Rotter Told Cops Hartman Shot Herself Using His Service Weapon
Rotter, who worked for the Tarrant County Sheriff’s Office at the time, called police and told them Hartman shot herself in the head, using his service weapon, while they were embracing. He told detectives he “would have stopped her if he could have.”
Hartman was found dead at the scene, and detectives later determined that Rotter and his girlfriend were the only two people in the residence when she was killed.
However, investigators uncovered evidence implicating Rotter in the death. When they brought him in for questioning, he initially refused to hand over his cell phone and then reset it to factory setting when he was alone in the room.
‘I Just Sent a 9 Millie in This F—ing Hippie’
On his phone, detectives found chat messages on the app Discord from the night of Hartman’s death — posted before he called police to report her “suicide.”
“I TOLD HER. LISTEN. ONE SHOT ONLY. THEY CALL IT IN AFTER AND THEY CAN,” he reportedly wrote in a message that was never sent but later recovered from his message drafts. “I just sent a 9 millie in this f—— hippie,” he wrote at 11:14 p.m. alongside a photo of himself holding the pistol.
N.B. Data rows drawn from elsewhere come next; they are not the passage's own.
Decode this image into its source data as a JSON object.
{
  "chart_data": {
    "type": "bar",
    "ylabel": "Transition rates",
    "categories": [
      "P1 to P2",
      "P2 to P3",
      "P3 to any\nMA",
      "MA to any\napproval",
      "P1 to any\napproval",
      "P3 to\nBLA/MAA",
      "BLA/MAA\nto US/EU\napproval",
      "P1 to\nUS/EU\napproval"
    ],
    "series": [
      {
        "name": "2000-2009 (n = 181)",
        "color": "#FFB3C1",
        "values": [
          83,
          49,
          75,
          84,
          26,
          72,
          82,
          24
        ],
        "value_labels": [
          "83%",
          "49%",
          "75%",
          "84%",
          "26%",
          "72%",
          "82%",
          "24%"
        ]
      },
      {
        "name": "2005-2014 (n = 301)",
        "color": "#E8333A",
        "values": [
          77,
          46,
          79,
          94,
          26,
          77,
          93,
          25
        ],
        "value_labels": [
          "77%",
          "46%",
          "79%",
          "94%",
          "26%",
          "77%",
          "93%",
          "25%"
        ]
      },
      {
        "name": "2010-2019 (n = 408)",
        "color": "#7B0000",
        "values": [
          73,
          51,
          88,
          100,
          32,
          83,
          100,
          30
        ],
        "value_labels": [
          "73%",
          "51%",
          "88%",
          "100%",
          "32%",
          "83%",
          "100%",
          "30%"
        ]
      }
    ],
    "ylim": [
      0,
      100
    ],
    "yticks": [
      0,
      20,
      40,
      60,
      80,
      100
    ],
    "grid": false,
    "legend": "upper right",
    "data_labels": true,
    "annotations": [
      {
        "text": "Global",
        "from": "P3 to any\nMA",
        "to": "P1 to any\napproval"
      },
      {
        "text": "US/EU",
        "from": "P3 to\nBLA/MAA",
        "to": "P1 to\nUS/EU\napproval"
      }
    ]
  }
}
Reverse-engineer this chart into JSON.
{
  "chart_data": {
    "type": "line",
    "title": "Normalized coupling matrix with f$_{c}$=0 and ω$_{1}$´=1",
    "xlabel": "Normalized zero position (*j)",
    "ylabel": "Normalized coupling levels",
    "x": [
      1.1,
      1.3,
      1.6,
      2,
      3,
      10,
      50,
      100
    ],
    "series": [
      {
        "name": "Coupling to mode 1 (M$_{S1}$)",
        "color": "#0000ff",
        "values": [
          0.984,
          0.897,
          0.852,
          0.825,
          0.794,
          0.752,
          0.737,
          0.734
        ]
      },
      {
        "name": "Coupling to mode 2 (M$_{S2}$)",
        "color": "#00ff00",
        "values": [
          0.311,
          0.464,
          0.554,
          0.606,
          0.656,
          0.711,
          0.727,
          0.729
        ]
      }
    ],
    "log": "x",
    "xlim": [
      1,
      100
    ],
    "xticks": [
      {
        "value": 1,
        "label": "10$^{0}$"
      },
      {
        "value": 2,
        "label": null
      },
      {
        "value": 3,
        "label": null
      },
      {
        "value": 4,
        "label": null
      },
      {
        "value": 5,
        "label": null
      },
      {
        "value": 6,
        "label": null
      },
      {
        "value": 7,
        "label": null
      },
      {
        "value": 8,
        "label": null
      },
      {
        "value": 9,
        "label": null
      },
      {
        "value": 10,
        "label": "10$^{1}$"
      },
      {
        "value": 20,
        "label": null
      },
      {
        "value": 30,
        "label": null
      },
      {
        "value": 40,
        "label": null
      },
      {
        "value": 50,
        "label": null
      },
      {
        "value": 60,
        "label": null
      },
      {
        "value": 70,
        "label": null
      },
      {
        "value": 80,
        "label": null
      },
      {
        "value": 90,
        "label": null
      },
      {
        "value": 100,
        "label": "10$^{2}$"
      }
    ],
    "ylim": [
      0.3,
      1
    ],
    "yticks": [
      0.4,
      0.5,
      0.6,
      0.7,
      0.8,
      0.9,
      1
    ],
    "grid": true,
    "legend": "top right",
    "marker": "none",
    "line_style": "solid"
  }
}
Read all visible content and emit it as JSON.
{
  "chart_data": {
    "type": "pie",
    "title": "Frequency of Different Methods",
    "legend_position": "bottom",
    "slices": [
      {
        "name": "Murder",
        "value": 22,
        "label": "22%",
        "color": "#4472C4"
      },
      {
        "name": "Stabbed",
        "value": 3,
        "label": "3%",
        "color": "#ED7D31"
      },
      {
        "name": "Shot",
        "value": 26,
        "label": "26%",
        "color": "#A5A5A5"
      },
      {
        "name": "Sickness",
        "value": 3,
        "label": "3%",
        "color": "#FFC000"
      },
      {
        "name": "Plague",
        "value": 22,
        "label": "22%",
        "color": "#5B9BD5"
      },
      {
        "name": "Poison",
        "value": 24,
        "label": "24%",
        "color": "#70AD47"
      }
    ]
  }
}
Rotter’s defense later claimed the message was for a milk carton he had shot in the backyard.
Before her death, at 10:32 p.m., Hartman sent a text message to a friend that also seemed to incriminate Rotter, the Express reported. She reportedly wrote that Rotter, who had been living with her for about six months, was “in a mood.” She also indicated that Rotter had been using drugs and was “falling around the house.”
Neighbors said that Hartman, a beloved artist, was happy and had not appeared suicidal. In fact, one neighbor said, she had just adopted a new puppy. Hartman told Wood she was involved in an automobile accident when she was younger and had since used a wheelchair for transportation
The deputy worked for the Tarrant County Sheriff’s Office from 2005 until he was fired in 2020, assigned to the narcotics division, an official with the sheriff’s office said at the time.